Scopri come salvaguardare la tua pensione: le strategie legali per neutralizzare contributi penalizzanti e ottenere un assegno più vantaggioso.
Pianificare la propria pensione è una sfida complessa, resa ancor più intricata dalle mutevoli leggi e normative. I fattori che influenzano l’importo dell’assegno previdenziale sono molteplici, tra cui i contributi versati nel corso della carriera lavorativa, alcuni dei quali possono penalizzare l’importo finale, come i contributi figurativi.
Per fortuna, c’è un’opzione per chiedere un riesame più vantaggioso di alcune pensioni, come quelle di vecchiaia o anticipata. Può accadere che diversi lavoratori abbiano affrontato una delusione amara negli anni prima della pensione: invece di beneficiare di un aumento, si sono trovati di fronte a una riduzione dello stipendio o addirittura al licenziamento, con conseguente assegno di disoccupazione.
Il colpo basso, però, può estendersi fino alla pensione, soprattutto se calcolata con il sistema retributivo. In pratica, il sistema tiene conto degli stipendi degli ultimi 5 o 10 anni, e se in questo periodo si sono verificate situazioni di crisi lavorativa, l’assegno pensionistico potrebbe essere drasticamente ridotto. Tuttavia, c’è una via d’uscita per evitare questo paradosso.
In alcuni casi, l’assegno previdenziale viene calcolato tramite il sistema contributivo, e qui il problema non si pone. Ma la novità interessante è che anche per coloro che hanno optato per un sistema misto o interamente contributivo, esiste la possibilità di neutralizzare periodi non necessari per il raggiungimento del diritto a pensione.
Come sterilizzare i contributi penalizzanti
Ecco la buona notizia: la giurisprudenza ha riconosciuto ai lavoratori, compresi quelli autonomi, il potere di “sterilizzare” quei contributi penalizzanti.
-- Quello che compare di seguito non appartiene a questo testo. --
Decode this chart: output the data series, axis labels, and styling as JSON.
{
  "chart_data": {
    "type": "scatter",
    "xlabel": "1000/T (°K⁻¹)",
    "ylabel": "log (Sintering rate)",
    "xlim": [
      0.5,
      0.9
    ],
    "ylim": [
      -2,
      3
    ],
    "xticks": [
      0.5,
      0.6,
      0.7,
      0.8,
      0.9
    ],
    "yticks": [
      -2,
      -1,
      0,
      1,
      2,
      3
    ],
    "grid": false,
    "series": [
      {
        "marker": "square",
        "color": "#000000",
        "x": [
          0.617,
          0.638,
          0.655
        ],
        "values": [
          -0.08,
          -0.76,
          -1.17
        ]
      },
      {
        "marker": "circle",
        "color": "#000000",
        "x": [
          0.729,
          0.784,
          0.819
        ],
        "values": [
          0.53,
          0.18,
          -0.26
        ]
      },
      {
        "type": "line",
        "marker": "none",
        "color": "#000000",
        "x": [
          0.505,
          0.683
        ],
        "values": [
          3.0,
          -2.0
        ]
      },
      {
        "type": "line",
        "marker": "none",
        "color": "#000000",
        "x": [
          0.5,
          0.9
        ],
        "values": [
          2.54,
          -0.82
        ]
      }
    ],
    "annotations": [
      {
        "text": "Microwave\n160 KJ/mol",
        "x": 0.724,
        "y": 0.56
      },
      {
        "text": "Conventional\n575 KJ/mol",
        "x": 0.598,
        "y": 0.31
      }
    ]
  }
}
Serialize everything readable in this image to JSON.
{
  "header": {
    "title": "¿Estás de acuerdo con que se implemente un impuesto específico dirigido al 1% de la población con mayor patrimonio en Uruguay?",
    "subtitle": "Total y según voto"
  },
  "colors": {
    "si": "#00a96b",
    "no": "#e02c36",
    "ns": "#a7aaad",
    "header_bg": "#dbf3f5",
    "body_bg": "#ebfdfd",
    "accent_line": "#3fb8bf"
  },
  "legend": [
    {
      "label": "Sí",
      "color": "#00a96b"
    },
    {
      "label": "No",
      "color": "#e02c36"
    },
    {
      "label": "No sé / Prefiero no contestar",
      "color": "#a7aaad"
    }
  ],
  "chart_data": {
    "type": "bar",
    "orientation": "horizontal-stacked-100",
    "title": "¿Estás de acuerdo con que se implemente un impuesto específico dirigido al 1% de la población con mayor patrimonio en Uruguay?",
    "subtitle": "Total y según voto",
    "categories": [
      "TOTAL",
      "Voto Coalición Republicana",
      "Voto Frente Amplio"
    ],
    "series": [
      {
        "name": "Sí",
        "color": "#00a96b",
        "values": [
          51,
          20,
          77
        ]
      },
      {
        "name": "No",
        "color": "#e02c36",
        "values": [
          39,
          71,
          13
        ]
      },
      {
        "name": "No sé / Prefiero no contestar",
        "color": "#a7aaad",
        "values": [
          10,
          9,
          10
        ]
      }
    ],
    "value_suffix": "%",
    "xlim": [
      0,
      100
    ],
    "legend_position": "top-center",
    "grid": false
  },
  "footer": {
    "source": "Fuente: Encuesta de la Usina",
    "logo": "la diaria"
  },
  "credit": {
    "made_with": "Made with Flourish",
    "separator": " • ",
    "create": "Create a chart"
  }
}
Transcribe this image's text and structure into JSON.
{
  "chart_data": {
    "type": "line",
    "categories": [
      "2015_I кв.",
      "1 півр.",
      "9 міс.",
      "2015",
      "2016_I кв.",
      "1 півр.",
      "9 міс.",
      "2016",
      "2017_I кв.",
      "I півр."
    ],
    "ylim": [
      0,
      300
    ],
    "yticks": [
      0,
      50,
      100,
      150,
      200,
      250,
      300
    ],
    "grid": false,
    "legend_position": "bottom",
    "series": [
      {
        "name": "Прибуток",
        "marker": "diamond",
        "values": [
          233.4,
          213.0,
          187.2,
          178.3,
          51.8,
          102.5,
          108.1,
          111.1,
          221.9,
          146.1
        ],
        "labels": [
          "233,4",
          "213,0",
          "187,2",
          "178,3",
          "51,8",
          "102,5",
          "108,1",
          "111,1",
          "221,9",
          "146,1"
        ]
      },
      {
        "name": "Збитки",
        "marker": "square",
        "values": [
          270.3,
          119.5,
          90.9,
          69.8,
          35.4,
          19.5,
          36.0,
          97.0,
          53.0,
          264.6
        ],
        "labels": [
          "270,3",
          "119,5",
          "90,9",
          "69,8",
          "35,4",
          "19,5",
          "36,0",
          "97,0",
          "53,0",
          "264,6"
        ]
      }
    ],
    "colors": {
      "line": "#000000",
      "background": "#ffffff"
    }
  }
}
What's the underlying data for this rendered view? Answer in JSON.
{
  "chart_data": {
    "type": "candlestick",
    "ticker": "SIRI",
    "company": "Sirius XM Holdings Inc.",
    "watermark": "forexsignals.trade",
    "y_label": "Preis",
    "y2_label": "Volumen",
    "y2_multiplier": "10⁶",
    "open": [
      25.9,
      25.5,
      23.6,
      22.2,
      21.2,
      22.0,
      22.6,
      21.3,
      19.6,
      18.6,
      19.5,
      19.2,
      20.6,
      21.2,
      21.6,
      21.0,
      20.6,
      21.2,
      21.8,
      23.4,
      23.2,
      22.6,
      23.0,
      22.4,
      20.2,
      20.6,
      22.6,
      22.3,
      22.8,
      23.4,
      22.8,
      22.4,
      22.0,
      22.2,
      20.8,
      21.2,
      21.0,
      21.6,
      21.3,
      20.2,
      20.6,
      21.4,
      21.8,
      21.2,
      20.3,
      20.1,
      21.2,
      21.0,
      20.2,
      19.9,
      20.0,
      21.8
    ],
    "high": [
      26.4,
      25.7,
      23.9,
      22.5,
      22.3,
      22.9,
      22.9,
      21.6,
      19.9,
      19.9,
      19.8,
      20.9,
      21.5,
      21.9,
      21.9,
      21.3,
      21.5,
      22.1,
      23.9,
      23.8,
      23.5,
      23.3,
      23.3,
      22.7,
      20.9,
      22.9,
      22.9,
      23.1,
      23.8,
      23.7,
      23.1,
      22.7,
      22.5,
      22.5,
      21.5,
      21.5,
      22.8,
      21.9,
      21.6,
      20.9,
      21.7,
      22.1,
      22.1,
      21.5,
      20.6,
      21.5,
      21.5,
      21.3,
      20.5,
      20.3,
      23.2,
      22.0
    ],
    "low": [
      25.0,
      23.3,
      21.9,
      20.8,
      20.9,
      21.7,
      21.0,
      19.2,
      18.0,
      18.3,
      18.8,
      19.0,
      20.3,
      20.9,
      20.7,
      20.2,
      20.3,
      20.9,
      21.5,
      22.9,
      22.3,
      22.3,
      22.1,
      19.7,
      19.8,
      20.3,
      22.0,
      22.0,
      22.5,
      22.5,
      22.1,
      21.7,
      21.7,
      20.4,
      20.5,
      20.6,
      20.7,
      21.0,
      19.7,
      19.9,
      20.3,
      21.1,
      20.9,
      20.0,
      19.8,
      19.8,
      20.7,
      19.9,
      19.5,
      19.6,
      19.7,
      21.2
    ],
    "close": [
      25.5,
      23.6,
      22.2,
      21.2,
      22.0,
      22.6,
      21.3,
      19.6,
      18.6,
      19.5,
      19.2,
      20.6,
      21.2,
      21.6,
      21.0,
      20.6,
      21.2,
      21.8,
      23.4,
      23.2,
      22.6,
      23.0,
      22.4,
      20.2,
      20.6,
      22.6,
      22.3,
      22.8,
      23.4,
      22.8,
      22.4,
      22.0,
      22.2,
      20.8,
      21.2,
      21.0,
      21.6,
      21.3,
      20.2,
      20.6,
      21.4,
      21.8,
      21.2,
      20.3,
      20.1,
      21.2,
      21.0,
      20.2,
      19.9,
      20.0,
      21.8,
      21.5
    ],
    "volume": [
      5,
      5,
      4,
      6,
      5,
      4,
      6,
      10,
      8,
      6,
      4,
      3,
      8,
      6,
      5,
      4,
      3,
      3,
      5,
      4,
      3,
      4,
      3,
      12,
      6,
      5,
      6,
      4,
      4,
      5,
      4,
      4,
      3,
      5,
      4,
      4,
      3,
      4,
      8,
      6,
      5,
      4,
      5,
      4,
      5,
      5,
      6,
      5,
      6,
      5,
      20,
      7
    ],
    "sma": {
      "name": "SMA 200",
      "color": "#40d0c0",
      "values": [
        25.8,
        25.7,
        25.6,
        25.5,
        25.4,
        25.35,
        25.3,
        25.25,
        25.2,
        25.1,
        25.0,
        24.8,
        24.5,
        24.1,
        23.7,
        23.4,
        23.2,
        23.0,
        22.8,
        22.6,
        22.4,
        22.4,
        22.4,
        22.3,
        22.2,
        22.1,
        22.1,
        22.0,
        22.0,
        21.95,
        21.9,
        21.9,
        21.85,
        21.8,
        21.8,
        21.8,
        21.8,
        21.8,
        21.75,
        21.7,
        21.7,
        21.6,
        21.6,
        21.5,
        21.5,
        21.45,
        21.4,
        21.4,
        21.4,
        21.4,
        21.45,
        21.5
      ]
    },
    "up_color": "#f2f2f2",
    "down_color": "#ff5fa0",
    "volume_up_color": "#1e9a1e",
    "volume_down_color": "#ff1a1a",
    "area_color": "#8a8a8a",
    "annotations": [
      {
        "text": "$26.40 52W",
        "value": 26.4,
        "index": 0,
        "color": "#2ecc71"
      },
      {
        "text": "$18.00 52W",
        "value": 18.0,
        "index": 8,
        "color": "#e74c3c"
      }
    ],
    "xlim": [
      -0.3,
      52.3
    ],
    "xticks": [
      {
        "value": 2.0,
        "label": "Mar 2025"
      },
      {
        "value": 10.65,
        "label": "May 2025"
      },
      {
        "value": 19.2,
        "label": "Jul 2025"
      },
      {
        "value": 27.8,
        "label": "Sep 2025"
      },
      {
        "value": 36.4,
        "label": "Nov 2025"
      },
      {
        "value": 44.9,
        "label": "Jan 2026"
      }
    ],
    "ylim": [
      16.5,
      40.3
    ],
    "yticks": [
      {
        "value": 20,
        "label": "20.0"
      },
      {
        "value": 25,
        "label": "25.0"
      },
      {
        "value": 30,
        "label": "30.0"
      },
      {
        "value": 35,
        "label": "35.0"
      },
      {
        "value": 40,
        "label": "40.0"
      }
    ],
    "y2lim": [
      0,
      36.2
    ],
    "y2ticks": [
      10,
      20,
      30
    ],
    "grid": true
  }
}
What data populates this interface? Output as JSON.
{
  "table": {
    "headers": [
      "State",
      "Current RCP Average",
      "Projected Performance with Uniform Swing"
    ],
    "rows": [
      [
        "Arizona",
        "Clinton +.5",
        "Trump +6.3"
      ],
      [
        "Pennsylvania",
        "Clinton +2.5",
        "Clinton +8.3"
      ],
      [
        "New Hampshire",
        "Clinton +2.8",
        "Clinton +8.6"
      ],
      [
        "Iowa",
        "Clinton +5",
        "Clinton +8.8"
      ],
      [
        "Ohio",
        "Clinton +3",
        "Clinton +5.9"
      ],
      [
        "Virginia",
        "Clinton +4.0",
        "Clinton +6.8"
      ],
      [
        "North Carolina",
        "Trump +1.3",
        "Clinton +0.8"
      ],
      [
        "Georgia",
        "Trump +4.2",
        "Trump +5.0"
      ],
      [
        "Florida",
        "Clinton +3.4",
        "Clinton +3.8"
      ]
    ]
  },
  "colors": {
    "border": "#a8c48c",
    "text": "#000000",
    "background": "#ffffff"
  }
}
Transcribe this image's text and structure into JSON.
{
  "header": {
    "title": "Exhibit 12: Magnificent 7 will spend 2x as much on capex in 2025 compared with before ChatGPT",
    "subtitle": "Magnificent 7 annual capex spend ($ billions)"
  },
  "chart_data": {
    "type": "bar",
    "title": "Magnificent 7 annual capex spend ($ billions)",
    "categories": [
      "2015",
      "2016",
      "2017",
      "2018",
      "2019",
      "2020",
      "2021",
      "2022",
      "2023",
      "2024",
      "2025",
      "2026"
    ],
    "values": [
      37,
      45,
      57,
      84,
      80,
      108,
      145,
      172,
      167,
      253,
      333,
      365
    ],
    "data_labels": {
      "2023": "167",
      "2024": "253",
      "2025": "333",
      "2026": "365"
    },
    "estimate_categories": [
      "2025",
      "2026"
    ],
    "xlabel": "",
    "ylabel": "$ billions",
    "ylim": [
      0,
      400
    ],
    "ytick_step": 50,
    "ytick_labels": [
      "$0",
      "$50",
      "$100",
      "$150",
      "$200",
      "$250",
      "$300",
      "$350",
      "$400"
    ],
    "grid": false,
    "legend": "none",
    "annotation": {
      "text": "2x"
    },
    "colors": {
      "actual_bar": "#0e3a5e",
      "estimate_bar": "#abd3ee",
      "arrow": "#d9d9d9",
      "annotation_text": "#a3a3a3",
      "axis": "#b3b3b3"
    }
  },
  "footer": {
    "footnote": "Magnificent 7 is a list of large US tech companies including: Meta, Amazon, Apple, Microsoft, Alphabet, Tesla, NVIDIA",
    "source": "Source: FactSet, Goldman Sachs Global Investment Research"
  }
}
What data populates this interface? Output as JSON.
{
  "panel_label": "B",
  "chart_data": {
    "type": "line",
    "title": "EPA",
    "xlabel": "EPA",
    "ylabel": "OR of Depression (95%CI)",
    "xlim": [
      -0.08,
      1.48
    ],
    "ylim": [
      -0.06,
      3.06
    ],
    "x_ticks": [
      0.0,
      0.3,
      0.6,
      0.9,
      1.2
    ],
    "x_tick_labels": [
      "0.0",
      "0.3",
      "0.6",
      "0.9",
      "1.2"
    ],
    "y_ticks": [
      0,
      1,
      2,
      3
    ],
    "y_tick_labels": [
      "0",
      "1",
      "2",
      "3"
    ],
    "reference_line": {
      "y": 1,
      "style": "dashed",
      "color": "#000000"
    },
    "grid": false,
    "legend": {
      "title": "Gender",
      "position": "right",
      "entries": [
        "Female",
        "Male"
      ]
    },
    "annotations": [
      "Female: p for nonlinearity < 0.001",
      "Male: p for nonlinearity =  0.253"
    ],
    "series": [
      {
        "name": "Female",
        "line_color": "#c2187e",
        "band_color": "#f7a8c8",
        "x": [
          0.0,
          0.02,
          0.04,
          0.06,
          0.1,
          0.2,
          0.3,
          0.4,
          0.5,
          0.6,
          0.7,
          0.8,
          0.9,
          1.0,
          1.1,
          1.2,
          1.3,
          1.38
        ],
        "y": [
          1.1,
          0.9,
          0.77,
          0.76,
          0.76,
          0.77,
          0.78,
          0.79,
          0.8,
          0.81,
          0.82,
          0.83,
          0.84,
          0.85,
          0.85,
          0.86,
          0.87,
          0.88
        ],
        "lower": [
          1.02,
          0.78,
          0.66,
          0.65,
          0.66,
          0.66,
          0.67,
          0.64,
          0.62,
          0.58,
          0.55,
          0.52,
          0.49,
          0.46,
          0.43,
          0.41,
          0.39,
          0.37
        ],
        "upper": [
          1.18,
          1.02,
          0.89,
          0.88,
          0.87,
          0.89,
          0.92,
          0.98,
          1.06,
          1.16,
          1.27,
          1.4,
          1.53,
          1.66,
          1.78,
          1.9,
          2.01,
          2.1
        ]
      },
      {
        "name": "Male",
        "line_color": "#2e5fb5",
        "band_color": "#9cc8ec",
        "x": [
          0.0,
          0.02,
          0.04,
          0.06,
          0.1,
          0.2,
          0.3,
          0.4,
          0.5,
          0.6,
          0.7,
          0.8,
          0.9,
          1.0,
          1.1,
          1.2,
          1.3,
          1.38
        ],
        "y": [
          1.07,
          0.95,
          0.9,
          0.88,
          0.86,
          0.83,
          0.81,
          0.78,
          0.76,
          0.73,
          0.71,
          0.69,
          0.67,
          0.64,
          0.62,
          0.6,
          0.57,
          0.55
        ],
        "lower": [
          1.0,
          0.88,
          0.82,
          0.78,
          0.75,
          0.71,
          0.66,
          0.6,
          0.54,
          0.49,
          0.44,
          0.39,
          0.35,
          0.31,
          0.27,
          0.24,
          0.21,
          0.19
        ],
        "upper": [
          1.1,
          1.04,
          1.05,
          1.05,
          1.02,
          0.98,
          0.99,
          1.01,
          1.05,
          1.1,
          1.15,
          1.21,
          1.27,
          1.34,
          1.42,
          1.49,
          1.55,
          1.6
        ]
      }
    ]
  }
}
L’unico vincolo è che questa operazione deve avvenire dopo aver maturato il requisito contributivo per la pensione di vecchiaia o anticipata.
La sterilizzazione riguarda principalmente periodi di rioccupazione con retribuzione inferiore o disoccupazione indennizzata, con una finestra temporale di massimo 260 settimane prima della decorrenza della pensione. Ma attenzione, questa mossa può essere efficace solo se i contributi neutralizzati non sono indispensabili per il raggiungimento del requisito minimo di pensione.
In pratica, si tratta di “neutralizzare” quei contributi che potrebbero danneggiare il calcolo dell’assegno. Questi contributi figurativi possono derivare da diverse situazioni, come cassa integrazione, mobilità, assistenza antitubercolare, e altri ancora.
La buona notizia continua: la disoccupazione è neutralizzabile in alcuni casi specifici, come indennità di disoccupazione ordinaria, ASpI, mini-ASpI e NASpI. E se questi contributi sono solo parzialmente necessari per il diritto a pensione, si possono neutralizzare solo nella misura che supera il computo necessario.
A tutto questo si aggiunge un quadro normativo ben definito, con riferimenti legali che vanno dall’articolo 37 del Dpr 818/1957 alle leggi 233/1990 e 335/1995, passando per frasi importanti come la 82/2017 della Corte Costituzionale. Inoltre, il Messaggio INPS 883/2022 e la circolare 66/2023 forniscono le ultime linee guida in materia di neutralizzazione dei contributi. Insomma, c’è speranza per coloro che vogliono preservare il giusto merito della propria pensione, anche dopo periodi difficili sul fronte lavorativo.